Description
BSE announces demat auction for settlement number 803 covering securities across various companies where physical delivery obligations remain pending.
Summary
BSE has issued a demat auction notice for Settlement No. 803 dated January 22, 2026. The auction covers 101 different scrips across various companies where physical delivery obligations remain pending. The quantities range from 1 share to 9,715 shares depending on the security.
Key Points
- Settlement Number: 803
- Auction Date: January 22, 2026
- Total Scrips Involved: 101 securities
- Largest quantities: Reliance Power (9,715 shares), Bharat Electr (3,785 shares), Jubilant Ingrevia (3,750 shares), IFCI Ltd (2,800 shares), Bharat Coking (2,650 shares)

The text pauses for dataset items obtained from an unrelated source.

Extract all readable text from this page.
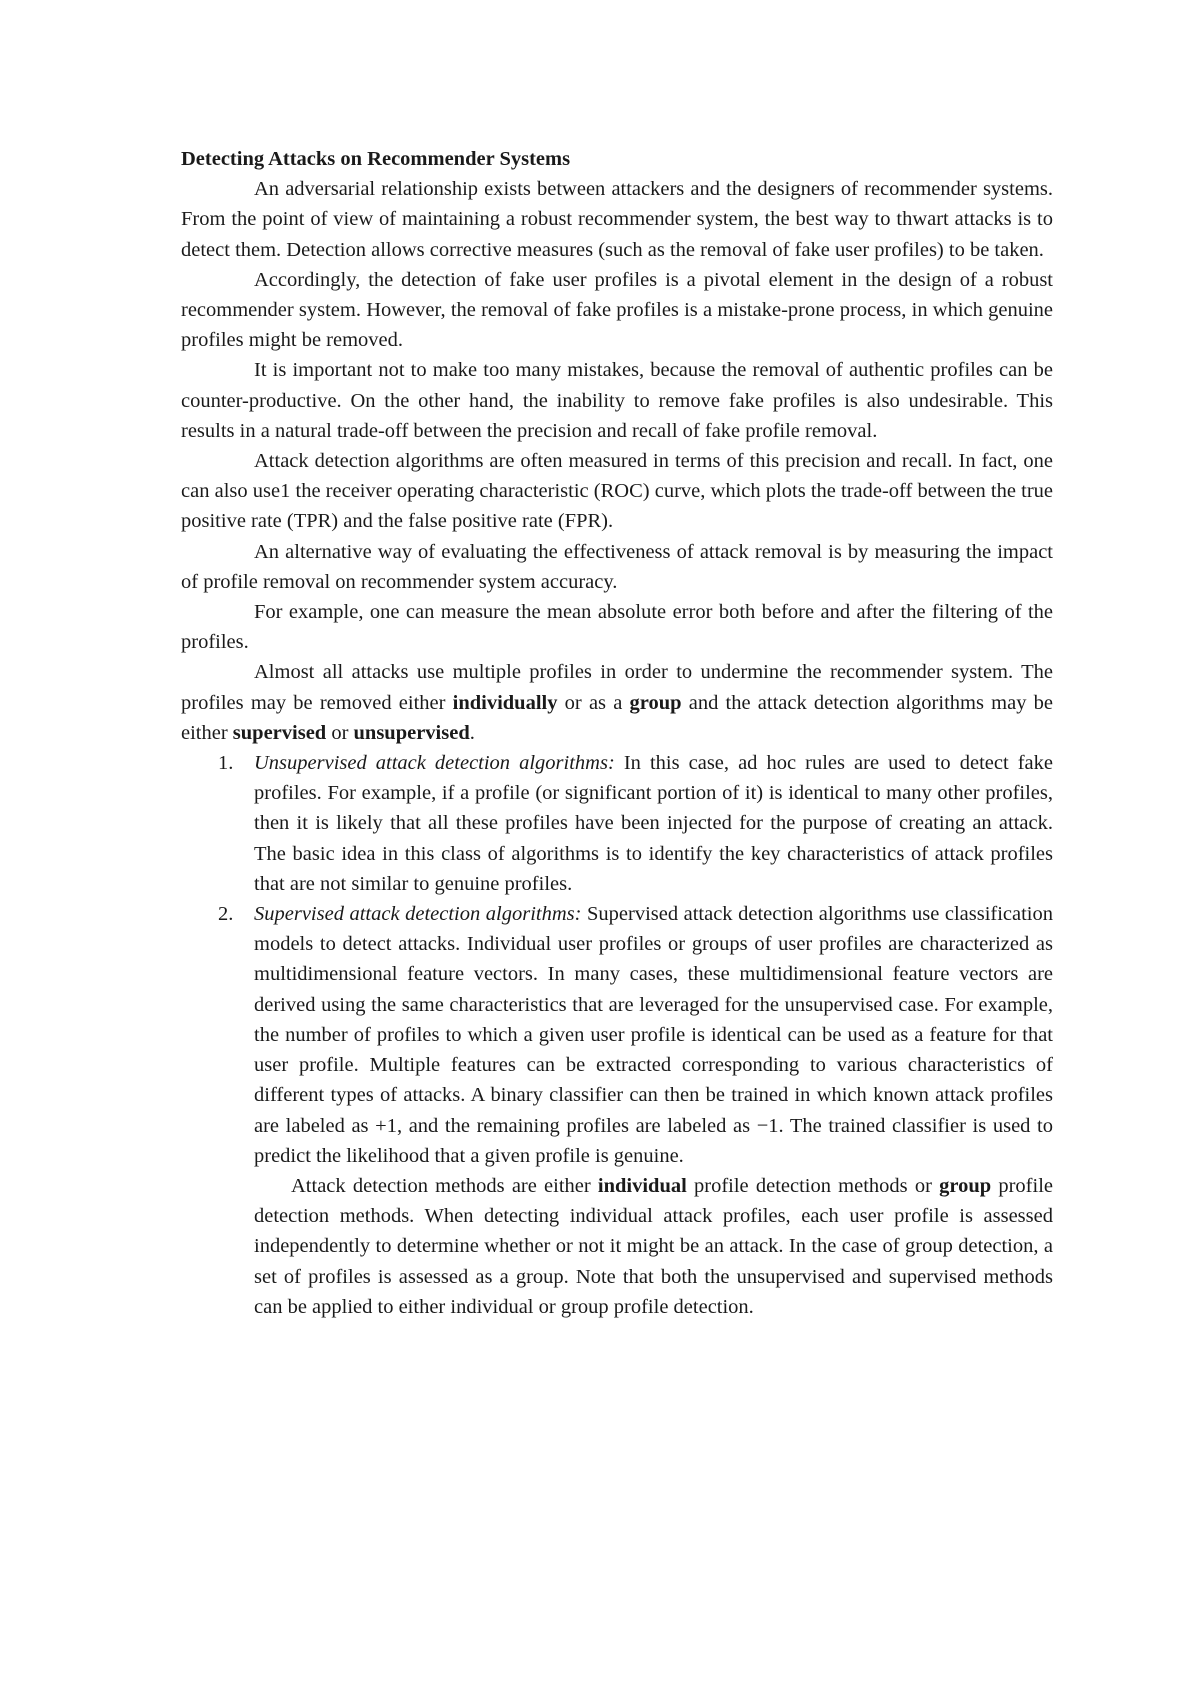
Detecting Attacks on Recommender Systems

An adversarial relationship exists between attackers and the designers of recommender systems. From the point of view of maintaining a robust recommender system, the best way to thwart attacks is to detect them. Detection allows corrective measures (such as the removal of fake user profiles) to be taken.

Accordingly, the detection of fake user profiles is a pivotal element in the design of a robust recommender system. However, the removal of fake profiles is a mistake-prone process, in which genuine profiles might be removed.

It is important not to make too many mistakes, because the removal of authentic profiles can be counter-productive. On the other hand, the inability to remove fake profiles is also undesirable. This results in a natural trade-off between the precision and recall of fake profile removal.

Attack detection algorithms are often measured in terms of this precision and recall. In fact, one can also use1 the receiver operating characteristic (ROC) curve, which plots the trade-off between the true positive rate (TPR) and the false positive rate (FPR).

An alternative way of evaluating the effectiveness of attack removal is by measuring the impact of profile removal on recommender system accuracy.

For example, one can measure the mean absolute error both before and after the filtering of the profiles.

Almost all attacks use multiple profiles in order to undermine the recommender system. The profiles may be removed either individually or as a group and the attack detection algorithms may be either supervised or unsupervised.

1. Unsupervised attack detection algorithms: In this case, ad hoc rules are used to detect fake profiles. For example, if a profile (or significant portion of it) is identical to many other profiles, then it is likely that all these profiles have been injected for the purpose of creating an attack. The basic idea in this class of algorithms is to identify the key characteristics of attack profiles that are not similar to genuine profiles.
2. Supervised attack detection algorithms: Supervised attack detection algorithms use classification models to detect attacks. Individual user profiles or groups of user profiles are characterized as multidimensional feature vectors. In many cases, these multidimensional feature vectors are derived using the same characteristics that are leveraged for the unsupervised case. For example, the number of profiles to which a given user profile is identical can be used as a feature for that user profile. Multiple features can be extracted corresponding to various characteristics of different types of attacks. A binary classifier can then be trained in which known attack profiles are labeled as +1, and the remaining profiles are labeled as −1. The trained classifier is used to predict the likelihood that a given profile is genuine.

Attack detection methods are either individual profile detection methods or group profile detection methods. When detecting individual attack profiles, each user profile is assessed independently to determine whether or not it might be an attack. In the case of group detection, a set of profiles is assessed as a group. Note that both the unsupervised and supervised methods can be applied to either individual or group profile detection.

- Covers major companies including Reliance Industries (576 shares), Mahindra & Mahindra (15 shares), Lupin (1 share), Swiggy (101 shares)
Regulatory Changes
No regulatory changes introduced. This is a standard operational circular for demat auction proceedings.
Compliance Requirements
- Concerned brokers/clearing members must participate in the demat auction to fulfill pending delivery obligations
- Securities must be delivered in dematerialized form as per BSE settlement rules
- Participants must settle obligations for their respective scrip codes and quantities as listed
Important Dates
- Settlement Date: January 22, 2026
- Settlement Number: 803
Impact Assessment
This demat auction has medium impact on affected securities and their holders. The auction mechanism ensures orderly settlement of failed delivery obligations. Brokers with pending delivery obligations in these 101 scrips will need to participate to fulfill their settlement responsibilities. The wide range of companies affected (from large caps like Reliance Industries to smaller companies) indicates routine settlement issues rather than systemic problems. Investors holding these securities through affected brokers may experience temporary settlement delays.
Impact Justification
Demat auction affects multiple scrips due to pending delivery obligations. Medium impact as it involves routine settlement mechanism for specific securities with failed deliveries, not a market-wide event.